What was it that prompted the penning of certain stories? Read on to discover what lies behind the seven ghostly tales now gathered together in A Ghost Story Omnibus. In this first instalment, we take a look at 2018’s The Ghost of Scarside Beck.

A newly-wed Cumbrian vicar and his wife experience a night like none they could ever have foreseen. He may have answered his calling, but who, or what, is calling her?

So runs the blurb, but what inspired its writing? In short, this is the only story that I have written that was prompted by a real life experience. My wife and I were staying in a remote Lake District hamlet that some of you may know as the location of the ‘famous’ phone box that features in cult comedy Withnail and I (‘Where’s my cigar commercial? What happened to my agent? Bastard must have died!’). Unlike Withnail, we hadn’t exactly ‘gone on holiday by mistake’, but the weather was so unforgivingly wet and stormy that at times it felt as if we had. However, it was during one of the brief dry interludes that it happened.

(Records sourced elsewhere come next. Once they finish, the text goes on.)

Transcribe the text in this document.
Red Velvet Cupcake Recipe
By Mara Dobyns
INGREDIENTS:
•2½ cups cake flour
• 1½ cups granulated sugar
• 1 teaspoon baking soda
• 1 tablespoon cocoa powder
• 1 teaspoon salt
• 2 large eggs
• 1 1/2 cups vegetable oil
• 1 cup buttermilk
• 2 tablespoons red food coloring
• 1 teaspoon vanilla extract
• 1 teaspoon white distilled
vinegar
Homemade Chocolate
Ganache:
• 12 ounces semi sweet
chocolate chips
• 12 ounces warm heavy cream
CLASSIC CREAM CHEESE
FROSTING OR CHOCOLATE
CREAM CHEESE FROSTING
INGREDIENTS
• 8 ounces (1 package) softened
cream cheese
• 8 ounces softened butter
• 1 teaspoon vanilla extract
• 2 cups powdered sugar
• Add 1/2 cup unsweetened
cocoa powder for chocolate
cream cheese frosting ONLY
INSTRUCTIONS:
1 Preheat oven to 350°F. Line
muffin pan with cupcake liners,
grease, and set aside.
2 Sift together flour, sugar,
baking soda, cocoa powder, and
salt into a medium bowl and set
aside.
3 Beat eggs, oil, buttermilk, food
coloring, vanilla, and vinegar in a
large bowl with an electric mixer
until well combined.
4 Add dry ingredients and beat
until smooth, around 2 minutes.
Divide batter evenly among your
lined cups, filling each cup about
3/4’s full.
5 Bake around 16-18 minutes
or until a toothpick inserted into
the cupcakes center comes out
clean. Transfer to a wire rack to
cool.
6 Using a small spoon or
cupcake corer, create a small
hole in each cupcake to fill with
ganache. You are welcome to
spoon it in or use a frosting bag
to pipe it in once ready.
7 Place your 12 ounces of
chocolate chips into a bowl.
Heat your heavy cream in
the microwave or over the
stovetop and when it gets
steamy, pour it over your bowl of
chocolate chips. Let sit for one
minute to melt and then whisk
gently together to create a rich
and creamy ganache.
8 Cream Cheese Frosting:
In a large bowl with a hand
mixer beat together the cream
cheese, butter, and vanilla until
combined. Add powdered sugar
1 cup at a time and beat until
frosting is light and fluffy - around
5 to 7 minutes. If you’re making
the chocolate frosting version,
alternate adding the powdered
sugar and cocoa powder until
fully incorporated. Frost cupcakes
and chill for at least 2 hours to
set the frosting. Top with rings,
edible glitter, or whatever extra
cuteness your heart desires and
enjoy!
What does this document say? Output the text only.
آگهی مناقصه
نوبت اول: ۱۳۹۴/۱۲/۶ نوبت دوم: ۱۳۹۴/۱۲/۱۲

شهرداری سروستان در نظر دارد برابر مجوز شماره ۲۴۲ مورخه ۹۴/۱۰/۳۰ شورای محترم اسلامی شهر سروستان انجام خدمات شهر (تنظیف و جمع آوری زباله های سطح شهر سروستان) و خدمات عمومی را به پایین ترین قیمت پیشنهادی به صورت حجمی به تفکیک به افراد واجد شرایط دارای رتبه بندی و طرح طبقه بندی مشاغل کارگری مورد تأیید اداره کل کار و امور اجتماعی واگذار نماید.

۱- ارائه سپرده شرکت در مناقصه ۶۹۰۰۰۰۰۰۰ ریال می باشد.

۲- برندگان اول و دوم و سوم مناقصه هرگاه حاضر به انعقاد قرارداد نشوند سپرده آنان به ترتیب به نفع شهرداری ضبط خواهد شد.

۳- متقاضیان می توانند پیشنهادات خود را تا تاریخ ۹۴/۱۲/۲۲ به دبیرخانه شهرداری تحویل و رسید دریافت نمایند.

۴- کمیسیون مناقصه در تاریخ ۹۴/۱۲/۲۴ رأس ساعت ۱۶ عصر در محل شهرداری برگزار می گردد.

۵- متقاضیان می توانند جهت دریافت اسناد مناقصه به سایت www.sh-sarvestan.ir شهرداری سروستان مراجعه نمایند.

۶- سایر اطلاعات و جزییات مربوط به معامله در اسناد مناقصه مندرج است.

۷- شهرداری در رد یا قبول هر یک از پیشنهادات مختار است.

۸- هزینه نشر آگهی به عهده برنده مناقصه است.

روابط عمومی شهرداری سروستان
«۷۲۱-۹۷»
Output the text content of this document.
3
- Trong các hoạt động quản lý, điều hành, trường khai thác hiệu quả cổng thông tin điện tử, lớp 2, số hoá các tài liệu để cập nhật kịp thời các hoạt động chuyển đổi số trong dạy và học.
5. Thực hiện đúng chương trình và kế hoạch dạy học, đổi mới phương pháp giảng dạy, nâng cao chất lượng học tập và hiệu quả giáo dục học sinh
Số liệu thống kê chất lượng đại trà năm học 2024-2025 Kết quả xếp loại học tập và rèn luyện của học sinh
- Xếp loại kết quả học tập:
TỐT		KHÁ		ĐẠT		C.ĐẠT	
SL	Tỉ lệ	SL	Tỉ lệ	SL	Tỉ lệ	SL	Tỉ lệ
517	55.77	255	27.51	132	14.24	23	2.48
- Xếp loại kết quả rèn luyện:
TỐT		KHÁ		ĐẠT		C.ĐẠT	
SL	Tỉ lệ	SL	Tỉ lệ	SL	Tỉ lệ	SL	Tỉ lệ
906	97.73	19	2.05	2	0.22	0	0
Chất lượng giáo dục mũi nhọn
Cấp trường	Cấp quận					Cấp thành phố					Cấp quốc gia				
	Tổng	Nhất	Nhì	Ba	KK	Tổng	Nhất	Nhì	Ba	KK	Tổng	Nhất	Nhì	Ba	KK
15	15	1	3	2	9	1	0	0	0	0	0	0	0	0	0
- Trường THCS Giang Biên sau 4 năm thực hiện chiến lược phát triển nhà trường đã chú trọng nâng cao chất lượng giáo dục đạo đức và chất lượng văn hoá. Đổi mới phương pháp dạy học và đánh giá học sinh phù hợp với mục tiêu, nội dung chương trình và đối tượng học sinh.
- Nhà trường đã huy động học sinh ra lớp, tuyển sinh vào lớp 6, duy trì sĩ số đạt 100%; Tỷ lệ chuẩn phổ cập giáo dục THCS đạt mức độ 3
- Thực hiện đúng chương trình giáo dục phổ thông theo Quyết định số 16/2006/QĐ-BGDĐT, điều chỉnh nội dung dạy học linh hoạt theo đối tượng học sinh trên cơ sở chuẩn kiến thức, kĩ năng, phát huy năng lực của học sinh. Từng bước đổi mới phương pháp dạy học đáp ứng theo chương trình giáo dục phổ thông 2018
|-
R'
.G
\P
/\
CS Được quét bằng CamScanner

We decided to take a stroll to the neighbouring hamlet of Bampton Grange, where we called into the Church of St. Patrick. It’s a modest and unexceptional building of relatively recent provenance, so far as English churches go, but we decided to venture inside out of a combination of curiosity and a desire to find shelter from the rawness of the wind. We stayed within for no more than five or ten minutes, but it was what happened just before we left – something quite out of the ordinary and unlike anything that either of us had ever encountered – that prompted the idea for The Ghost of Scarside Beck, one of the scenes of which accurately recreates what we experienced. Try as I might, I have not since been able to unearth any reports relating to purported hauntings or supernatural activity at the church. An additional element of the story was inspired by some rather characterful vulpine carvings in both stone and wood that may be viewed in Hexham Abbey and St. Michael’s Church in the Somerset parish of Brent Knoll.

Now, whereas when something of this type happens in either film or literature we normally say ‘there’s no way I’d go back after that happened,’ we did go back. The church, alas, was locked.